Le ciel était une mer de braises, teinté d'un rouge profond, comme si le firmament lui-même saignait.
Au loin, des cris. Des hurlements d'agonie. Le fracas du métal contre la pierre.
Les ombres des combattants dansaient sur les murs fissurés, projetées par les flammes qui avalaient la cité. L'odeur du sang et de la cendre se mêlait à celle des cadavres calcinés, formant un air lourd, suffocant.
Les tours majestueuses qui veillaient autrefois sur la capitale s'effondraient les unes après les autres, ne laissant derrière elles que des vestiges brisés, témoins d'une gloire révolue.
Dans ce chaos, des silhouettes fuyaient, d'autres combattaient encore, mais tous portaient dans leurs yeux la même terreur.
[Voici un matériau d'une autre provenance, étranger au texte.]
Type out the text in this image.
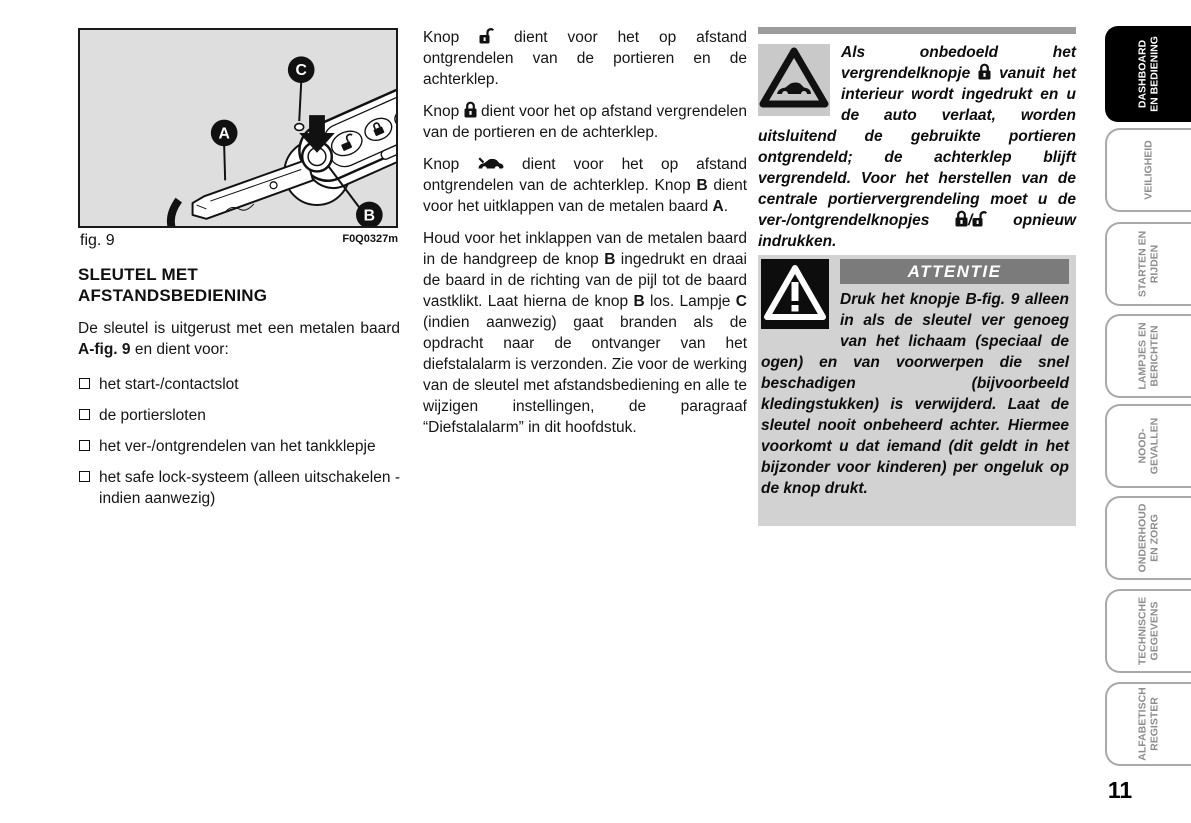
A
B
C
fig. 9	F0Q0327m
SLEUTEL MET
AFSTANDSBEDIENING

De sleutel is uitgerust met een metalen baard A-fig. 9 en dient voor:

het start-/contactslot
de portiersloten
het ver-/ontgrendelen van het tankklepje
het safe lock-systeem (alleen uitschakelen - indien aanwezig)

Knop  dient voor het op afstand ontgrendelen van de portieren en de achterklep.

Knop  dient voor het op afstand vergrendelen van de portieren en de achterklep.

Knop  dient voor het op afstand ontgrendelen van de achterklep. Knop B dient voor het uitklappen van de metalen baard A.

Houd voor het inklappen van de metalen baard in de handgreep de knop B ingedrukt en draai de baard in de richting van de pijl tot de baard vastklikt. Laat hierna de knop B los. Lampje C (indien aanwezig) gaat branden als de opdracht naar de ontvanger van het diefstalalarm is verzonden. Zie voor de werking van de sleutel met afstandsbediening en alle te wijzigen instellingen, de paragraaf “Diefstalalarm” in dit hoofdstuk.

Als onbedoeld het vergrendelknopje  vanuit het interieur wordt ingedrukt en u de auto verlaat, worden uitsluitend de gebruikte portieren ontgrendeld; de achterklep blijft vergrendeld. Voor het herstellen van de centrale portiervergrendeling moet u de ver-/ontgrendelknopjes / opnieuw indrukken.

ATTENTIE

Druk het knopje B-fig. 9 alleen in als de sleutel ver genoeg van het lichaam (speciaal de ogen) en van voorwerpen die snel beschadigen (bijvoorbeeld kledingstukken) is verwijderd. Laat de sleutel nooit onbeheerd achter. Hiermee voorkomt u dat iemand (dit geldt in het bijzonder voor kinderen) per ongeluk op de knop drukt.

DASHBOARD EN BEDIENING
VEILIGHEID
STARTEN EN RIJDEN
LAMPJES EN BERICHTEN
NOOD- GEVALLEN
ONDERHOUD EN ZORG
TECHNISCHE GEGEVENS
ALFABETISCH REGISTER
11
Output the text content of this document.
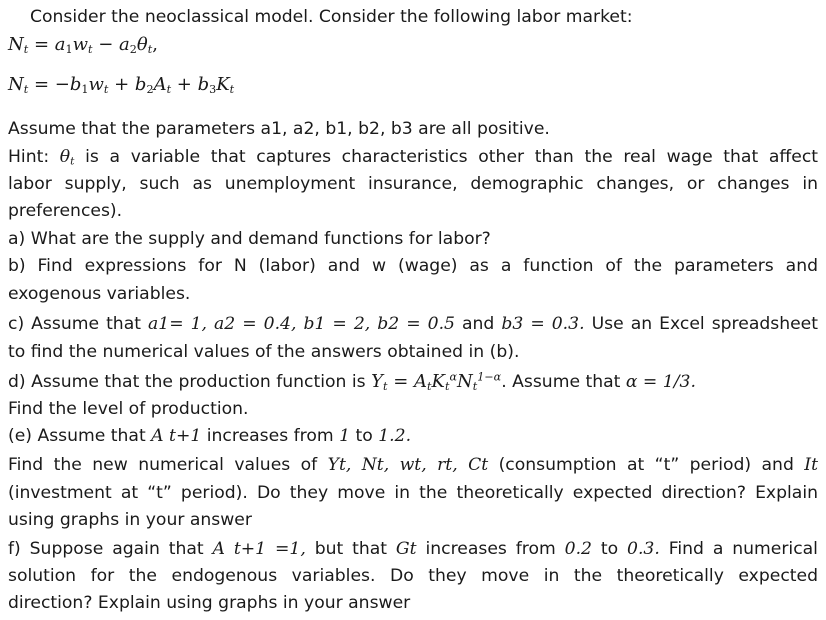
Consider the neoclassical model. Consider the following labor market:
$N_t = a_1w_t - a_2\theta_t$,
$N_t = -b_1w_t + b_2A_t + b_3K_t$
Assume that the parameters a1, a2, b1, b2, b3 are all positive.
Hint: $\theta_t$ is a variable that captures characteristics other than the real wage that affect
labor supply, such as unemployment insurance, demographic changes, or changes in
preferences).
a) What are the supply and demand functions for labor?
b) Find expressions for N (labor) and w (wage) as a function of the parameters and
exogenous variables.
c) Assume that a1= 1, a2 = 0.4, b1 = 2, b2 = 0.5 and b3 = 0.3. Use an Excel spreadsheet
to find the numerical values of the answers obtained in (b).
d) Assume that the production function is $Y_t = A_tK_t^\alpha N_t^{1-\alpha}$. Assume that α = 1/3.
Find the level of production.
(e) Assume that A t+1 increases from 1 to 1.2.
Find the new numerical values of Yt, Nt, wt, rt, Ct (consumption at “t” period) and It
(investment at “t” period). Do they move in the theoretically expected direction? Explain
using graphs in your answer
f) Suppose again that A t+1 =1, but that Gt increases from 0.2 to 0.3. Find a numerical
solution for the endogenous variables. Do they move in the theoretically expected
direction? Explain using graphs in your answer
Ce n'était plus une guerre.
C'était un massacre.
Le crépuscule des mages.
Sur une tour éventrée, Eldric observait le carnage.
Son regard glissa sur les ruines, balayant les vestiges d'un monde qui s'éteignait sous ses yeux. Il avait vu des champs de bataille. Il avait vu des royaumes tomber. Mais jamais… jamais il n'avait assisté à une fin aussi brutale.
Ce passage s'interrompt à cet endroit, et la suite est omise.